Medication errors by registered nurses are a big problem
The upcoming February 2017 print version of the Applied Nursing Research journal has a very interesting report about medical errors committed by registered nurses. These nurses are often considered the hallmark employees for patient care. This doesn’t mean that they are immune to making errors that can impact patients in a negative manner.
The report noted that cardiovascular drugs were the ones that were most commonly associated with errors made by RNs. Cardiovascular medication errors accounted for nearly 25 percent of errors that were preventable.
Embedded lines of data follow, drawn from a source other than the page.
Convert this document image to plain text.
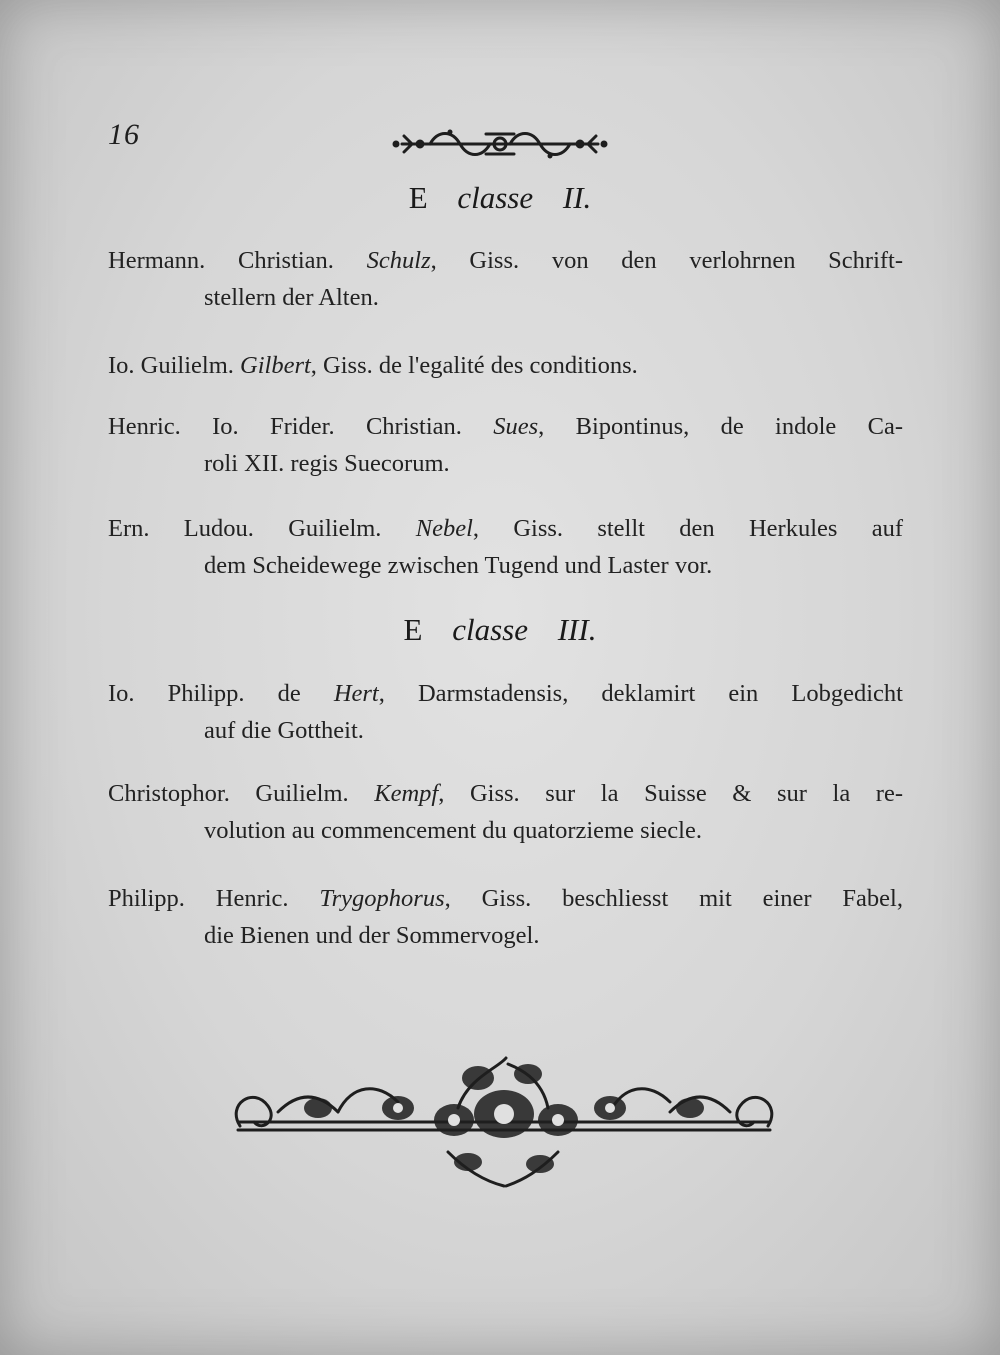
16
E classe II.
Hermann. Christian. Schulz, Giss. von den verlohrnen Schrift-
stellern der Alten.
Io. Guilielm. Gilbert, Giss. de l'egalité des conditions.
Henric. Io. Frider. Christian. Sues, Bipontinus, de indole Ca-
roli XII. regis Suecorum.
Ern. Ludou. Guilielm. Nebel, Giss. stellt den Herkules auf
dem Scheidewege zwischen Tugend und Laster vor.
E classe III.
Io. Philipp. de Hert, Darmstadensis, deklamirt ein Lobgedicht
auf die Gottheit.
Christophor. Guilielm. Kempf, Giss. sur la Suisse & sur la re-
volution au commencement du quatorzieme siecle.
Philipp. Henric. Trygophorus, Giss. beschliesst mit einer Fabel,
die Bienen und der Sommervogel.
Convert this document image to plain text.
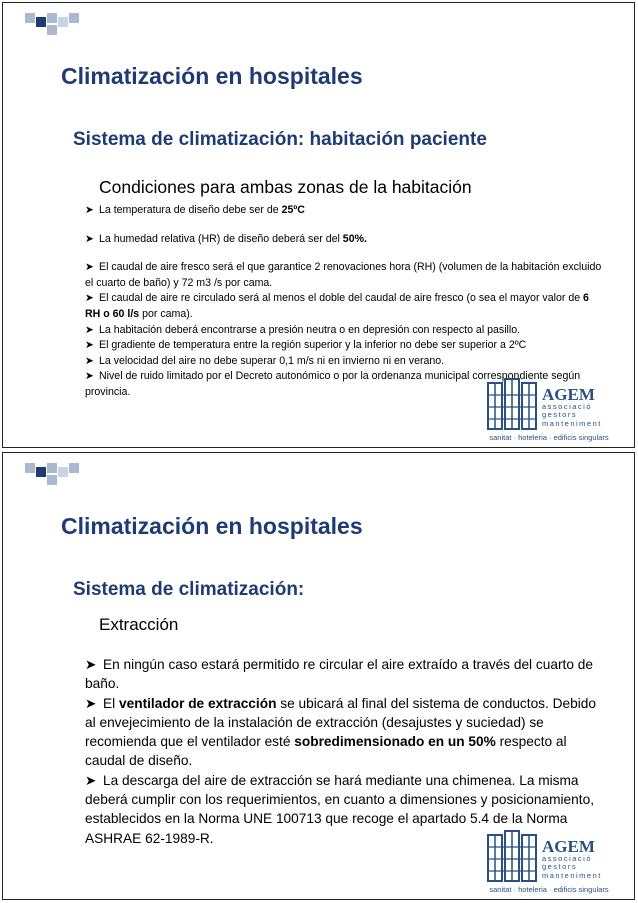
Climatización en hospitales
Sistema de climatización: habitación paciente
Condiciones para ambas zonas de la habitación
➤ La temperatura de diseño debe ser de 25ºC
➤ La humedad relativa (HR) de diseño deberá ser del 50%.
➤ El caudal de aire fresco será el que garantice 2 renovaciones hora (RH) (volumen de la habitación excluido el cuarto de baño) y 72 m3 /s por cama.
➤ El caudal de aire re circulado será al menos el doble del caudal de aire fresco (o sea el mayor valor de 6 RH o 60 l/s por cama).
➤ La habitación deberá encontrarse a presión neutra o en depresión con respecto al pasillo.
➤ El gradiente de temperatura entre la región superior y la inferior no debe ser superior a 2ºC
➤ La velocidad del aire no debe superar 0,1 m/s ni en invierno ni en verano.
➤ Nivel de ruido limitado por el Decreto autonómico o por la ordenanza municipal correspondiente según provincia.	AGEM
associació
gestors
manteniment
sanitat · hoteleria · edificis singulars
Climatización en hospitales
Sistema de climatización:
Extracción
➤ En ningún caso estará permitido re circular el aire extraído a través del cuarto de baño.
➤ El ventilador de extracción se ubicará al final del sistema de conductos. Debido al envejecimiento de la instalación de extracción (desajustes y suciedad) se recomienda que el ventilador esté sobredimensionado en un 50% respecto al caudal de diseño.
➤ La descarga del aire de extracción se hará mediante una chimenea. La misma deberá cumplir con los requerimientos, en cuanto a dimensiones y posicionamiento, establecidos en la Norma UNE 100713 que recoge el apartado 5.4 de la Norma ASHRAE 62-1989-R.	AGEM
associació
gestors
manteniment
sanitat · hoteleria · edificis singulars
Fortunately, the majority of these errors didn’t result in patient harm, although there were still some that did harm patients.
All told, around 10 percent of all RN medication errors caused patients harm. Around 65 percent of the errors were noted after the patient received the medication, but no harm occurred. Approximately 14 percent of the errors were found before the medication was given to the patient.
The location where the nurse works and the patient is admitted can have an impact on the likelihood of a medication error. Patients on medical-surgical units have the highest risk of medication errors. Intensive care units came in second for risk and intermediate care units were third.
It is crucial that steps are taken at each phase of the medication process to stop errors. Continuing education and double checks might benefit RNs who are administering medications. For the patients who are harmed because of medication errors, all of this will seem a little too little and a little too late. Those patients might choose to seek compensation for the harm they suffered.